The Achaean League was governed by a primary assembly of all male citizens over the age of thirty, which met to deal with major constitutional issues, and an elected council of several hundred, which met regularly and elected the magistrates. The league adopted common gods and at its greatest extent controlled the whole of the Peloponnesus.


Roman Foederatii

In the Battle of Pydna in 168 BCE, the Romans triumphed over the allied Greek cities. In its wake the walls of the conquered cities were razed and the Greek confederacies were dissolved. Thus the history of classical Greece came to an end just as the Jews of Judea launched their successful revolt against the Seleucid extension of Aexandrian Greece in western Asia.

Nevertheless, the rise of Rome did not alter the Greek emphasis on the polis and confederations of like politea. The Romans, like their Greek predecessors, were colonizers, planting cities wherever their armies trod. Under them the polis became the municipium. Citizens of the municipium had a double loyalty, to their city and to Rome. It has been stated that: "Rome conquered by force, but ruled by consent." Indeed, the Roman Empire was originally constructed out of a network of treaties, presumably among equals, between Rome and her allies, the foederatii, which further encouraged this duality.

The Roman municipium became part of a political-juridical constitutional order based upon a public social contract. As Walter Lippman put it: "In this way, freedom emanating from a constitutional order has been advocated, explained, and made real to the imagination and the conscience of Western men; by establishing the presumption that civilized society is founded on a public social contract." Lippman's rather optimistic analysis of the Roman public philosophy of contract reflects what has earlier been stated in this book, namely, that "a contract is an agreement reached voluntarily, quid pro quo," namely, it has that narrowness which distinguishes it from covenant in its practical rather than moral foundations and its quid pro quo character. Still, as Lippman suggests, it helped to advance the idea that "the first principle of the civilized state is that power is legitimate only when it is under contract."

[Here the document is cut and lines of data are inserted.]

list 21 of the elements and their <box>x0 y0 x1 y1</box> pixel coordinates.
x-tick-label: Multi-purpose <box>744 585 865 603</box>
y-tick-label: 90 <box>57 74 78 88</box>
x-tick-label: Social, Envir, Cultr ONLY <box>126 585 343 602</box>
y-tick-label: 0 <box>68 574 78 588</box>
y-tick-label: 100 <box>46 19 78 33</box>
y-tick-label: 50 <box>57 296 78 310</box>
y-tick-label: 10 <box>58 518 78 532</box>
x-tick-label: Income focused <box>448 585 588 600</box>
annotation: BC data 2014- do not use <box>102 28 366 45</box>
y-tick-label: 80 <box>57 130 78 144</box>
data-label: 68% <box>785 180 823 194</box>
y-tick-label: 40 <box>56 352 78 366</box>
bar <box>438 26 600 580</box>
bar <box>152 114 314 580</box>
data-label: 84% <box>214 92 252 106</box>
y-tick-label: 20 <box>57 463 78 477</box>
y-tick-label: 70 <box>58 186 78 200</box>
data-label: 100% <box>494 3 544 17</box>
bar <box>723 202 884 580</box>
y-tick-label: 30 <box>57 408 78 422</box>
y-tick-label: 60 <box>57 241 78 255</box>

The reality of municipal liberty, federal treaties, and the contractual public philosophy disappeared in the Roman Empire to be replaced by a European version of Oriental despotism. At most, echoes of the theory lived on, reflected in the continuing use of the terms foedus, foedere, and foederatii in medieval Latin to describe covenantal and oath-based linkages among individuals and groups. As we have seen, while the Church may have tried to absorb a version of covenantal thinking into its theology, when it came to matters of governance it followed the Roman imperial model and built a hierarchy. The idea of Christian republicanism was preserved by a chain of Christian political theorists throughout the Middle Ages. While their theories had some covenantal overtones, it would be hard to describe them as covenantal per se. Nevertheless, with the demise of the Roman Empire, the way was open to new arrangements which combined the Roman experience with hierarchy with others derived from covenant and contract.